As heated pennant races go, few, if any, match the 1951 dual between the New York Giants and Brooklyn Dodgers. Trailing by 12-1/2 games as late as August 14, the Giants closed the regular season on a 37-7 tear to force a deadlock and best-of-three playoff. This program was issued at the Polo Grounds for the dramatic finish of a three-game series punctuated by Bobby Thomson’s “Shot Heard 'Round the World.” The 20-page guide features unmarked scoring grids with pre-printed lineups and rosters that specifically date to that unforgettable series. The program presents beautifully. Cover is detached but present and, like the pages, is decidedly crisp. More on our website.
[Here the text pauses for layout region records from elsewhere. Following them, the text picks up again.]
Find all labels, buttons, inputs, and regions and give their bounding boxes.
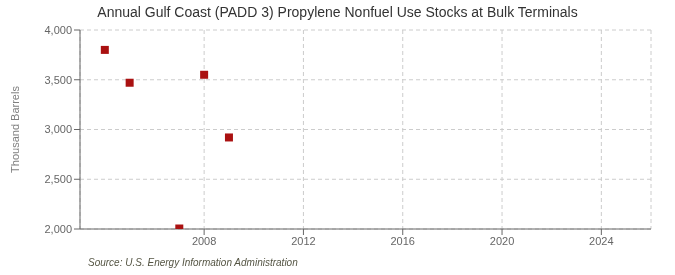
svg-text:4,000: 4,000 [44,24,72,36]
svg-text:3,500: 3,500 [44,74,72,86]
svg-text:3,000: 3,000 [44,123,72,135]
html-text:Source: U.S. Energy Informatio: Source: U.S. Energy Information Administ… [88,257,298,268]
svg-text:2,000: 2,000 [44,223,72,235]
svg-text:2024: 2024 [589,235,613,247]
html-text:Annual Gulf Coast (PADD 3) Pro: Annual Gulf Coast (PADD 3) Propylene Non… [97,4,578,20]
svg-text:2020: 2020 [490,235,514,247]
svg-text:2016: 2016 [390,235,414,247]
svg-text:2,500: 2,500 [44,173,72,185]
svg-text:Thousand Barrels: Thousand Barrels [9,86,21,173]
svg-text:2012: 2012 [291,235,315,247]
svg-text:2008: 2008 [192,235,216,247]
With scoring grids unmarked, the key element in dating this program to the October 2-3 playoff games at Polo Grounds is the appearance of Bill Sharman on the Dodgers roster. Yes, this is the same Boston Celtics legend and four-time NBA champion who went on to the Basketball Hall of Fame. Prior to his hoops career, however, Sharman toiled for the Dodgers’ Class AA Fort Worth Cats affiliate in 1951. He was summoned to the parent club in late September and earned a somewhat dubious distinction. In the Dodgers’ September 27 contest at Braves Field with the score tied, 3-3 in the bottom of the eighth, Boston’s Bob Addis was ruled safe at the plate on a controversial call by umpire Frank Dascoli. Brooklyn catcher Roy Campanella threw his mitt down in disbelief and was ejected. Immediately, everyone in the Dodgers dugout (including Sharman) began screaming and was ejected and forced to leave. Thus, Sharman became the only man in Major League history to be ejected from a game without ever appearing in one.
Incidentally, with Pee Wee Reese representing the tying run at third base with only one out in the top of the 9th, the Dodgers were forced to send Wayne Terwilliger (.227) to the plate in place of Campanella. Terwilliger grounded to third, failing to drive home Reese and the Braves held on. The Dodgers’ lead was cut to just 1/2-game that day and many blame Dascoli, who was said to showboat in key situations such as the one in which he ejected Campanella and the Dodgers bench.